E. Ky. coal played out, get on with energy transition
In a Dec. 24 article, Sen. Mitch McConnell railed at the Obama administration's so-called "war on coal."
In the same issue, an article reported the price of natural gas had fallen by 29 percent in late December. The continuing decline in gas prices makes it more cost effective for utilities to generate electricity from gas than from coal.
The coal left to mine in Eastern Kentucky is no longer competitive with gas or with coal from Western Kentucky and Wyoming.
Never miss a local story.
Coal as a livelihood in that part of the state is pretty much played out. The only way cost-competitive coal can be mined is by blowing the tops off of mountains and despoiling what's left of the natural environment.
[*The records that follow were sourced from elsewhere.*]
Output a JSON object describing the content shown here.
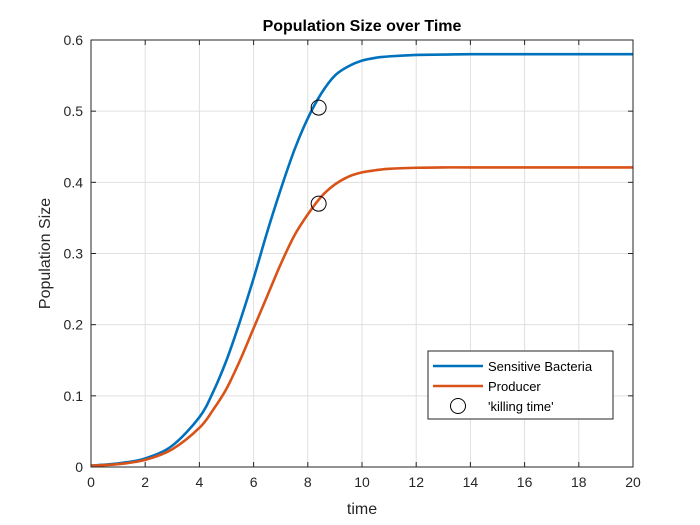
{
  "chart_data": {
    "type": "line",
    "title": "Population Size over Time",
    "xlabel": "time",
    "ylabel": "Population Size",
    "xlim": [
      0,
      20
    ],
    "ylim": [
      0,
      0.6
    ],
    "xticks": [
      0,
      2,
      4,
      6,
      8,
      10,
      12,
      14,
      16,
      18,
      20
    ],
    "yticks": [
      0,
      0.1,
      0.2,
      0.3,
      0.4,
      0.5,
      0.6
    ],
    "grid": true,
    "legend_location": "bottom-right",
    "series": [
      {
        "name": "Sensitive Bacteria",
        "color": "#0072BD",
        "x": [
          0,
          1,
          2,
          3,
          4,
          4.5,
          5,
          5.5,
          6,
          6.5,
          7,
          7.5,
          8,
          8.5,
          9,
          9.5,
          10,
          10.5,
          11,
          12,
          13,
          14,
          16,
          18,
          20
        ],
        "y": [
          0.002,
          0.005,
          0.012,
          0.03,
          0.07,
          0.105,
          0.15,
          0.205,
          0.265,
          0.33,
          0.39,
          0.445,
          0.49,
          0.525,
          0.55,
          0.563,
          0.571,
          0.575,
          0.577,
          0.579,
          0.5795,
          0.58,
          0.58,
          0.58,
          0.58
        ]
      },
      {
        "name": "Producer",
        "color": "#D95319",
        "x": [
          0,
          1,
          2,
          3,
          4,
          4.5,
          5,
          5.5,
          6,
          6.5,
          7,
          7.5,
          8,
          8.5,
          9,
          9.5,
          10,
          10.5,
          11,
          12,
          13,
          14,
          16,
          18,
          20
        ],
        "y": [
          0.002,
          0.004,
          0.01,
          0.025,
          0.055,
          0.08,
          0.11,
          0.15,
          0.195,
          0.24,
          0.285,
          0.325,
          0.355,
          0.38,
          0.397,
          0.408,
          0.414,
          0.417,
          0.419,
          0.4205,
          0.421,
          0.421,
          0.421,
          0.421,
          0.421
        ]
      }
    ],
    "markers": {
      "name": "'killing time'",
      "symbol": "circle",
      "color": "#000000",
      "points": [
        {
          "x": 8.4,
          "y": 0.505
        },
        {
          "x": 8.4,
          "y": 0.37
        }
      ]
    }
  }
}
McConnell and other Republicans such as Oklahoma Sen. James Inhofe do not recognize the fact that the current level of production of greenhouse gases poses an existential threat to both the environment and creatures that live on Earth.
Natural gas burns with fewer emissions of mercury and other toxic chemicals than coal and is a good transition fuel, but the only answer is to transition to sustainable energy generation, such as wind, solar and hydro. We should get on with the transition.
GOP and racial divide
America has a pervasive race problem that will not be resolved as long as we continue to deny it.
Far too many people believe racism does not exist in our country and don't want to talk about it. Often, those who bring up the need to dialogue on race issues are called racists.
The fact that the Republican Party is predominantly a white people's party speaks volumes about where the GOP stands on race.
Why does the Republican Party have such a hard time relating to people of color?
It seems the party is content in not trying to win the black vote. That sends a subtle message that blacks are not worth Republicans' efforts to win their votes.
By becoming a more diverse party and working hard to appeal to black voters nationwide, the GOP could make a huge difference in changing racial attitudes for the better. The ball is in the GOP's court. What will the party do with it?
Paul Lam Whiteley Sr.
Obama, Holder missing
Did I miss seeing Attorney General Eric Holder or President Barack Obama make an appearance at the funeral of the two policemen who were murdered in New York?
Holder met with the parents of Michael Brown in Ferguson, Mo., even before he knew all the facts about the case.
At the same time, Obama rendered his opinion about the necessity of changing future police tactics.
But in the case of the murdered policemen he had little to say.
I have always thought that Obama and Holder were supposed to represent all Americans, not just the few that they want to.
They should recognize that all lives matter.
In response to the Dec. 26 commentary, "'I can't breathe' movement should break government's chokehold," by Dr. Cameron Schaeffer:
I can only say that I have never before seen someone make an argument I essentially agree with (legalization/decriminalization of most drugs) so diluted by specious sidebars.
He has a legitimate argument that drug laws are far too draconian and affect minorities disproportionately.
Yet he ties that argument to cigarette taxes (which unambiguously reduce rates of smoking and save lives which a physician should favor); the tired old Tea Party generic railing against taxes, debt and regulation, abortion, immigration and Social Security, which he actually calls a Ponzi scheme, and, of course, Obamacare, the eternal whipping boy of those who refuse to truly understand it.
In doing so, he reduces his arguments to the usual right-wing blathering.
That's a shame. He had such potential.
Jonathan C. Morris
Andy Beshear wrong about realities of heroin trade
Attorney general candidate Andy Beshear's Dec. 10 commentary suggested increasing sentences for dealing heroin.
He does not understand the realities of street culture. Most sellers have little or no hope for advancement in a world requiring education and connections. No amount of penalty will influence their decisions to use or sell drugs.
For years, the public has been sold a bill of goods that imprisonment reduces drugs on the street. The opposite is true. Despite the feeble commitment of prisons to treatment, inmates typically learn two things: drug using and drug-dealing connections. Not only are drugs traded inside prison walls, but big dealers operate inside prisons.
Thus, overcrowding works the following way: Squeeze a little one in, ooze a better-trained drug-dealing soldier out. Obviously, we are woefully unequipped to prepare ex-offenders to find good jobs so they can take respectable leadership roles in their families.
We were better off with a dosage-controlled oxycodone epidemic. The sad truth is that heroin and other drugs will continue to slip across our borders until our medical/pharmaceutical industries come up with an alternative that provides the equivalent cheap high many get from illegal drugs.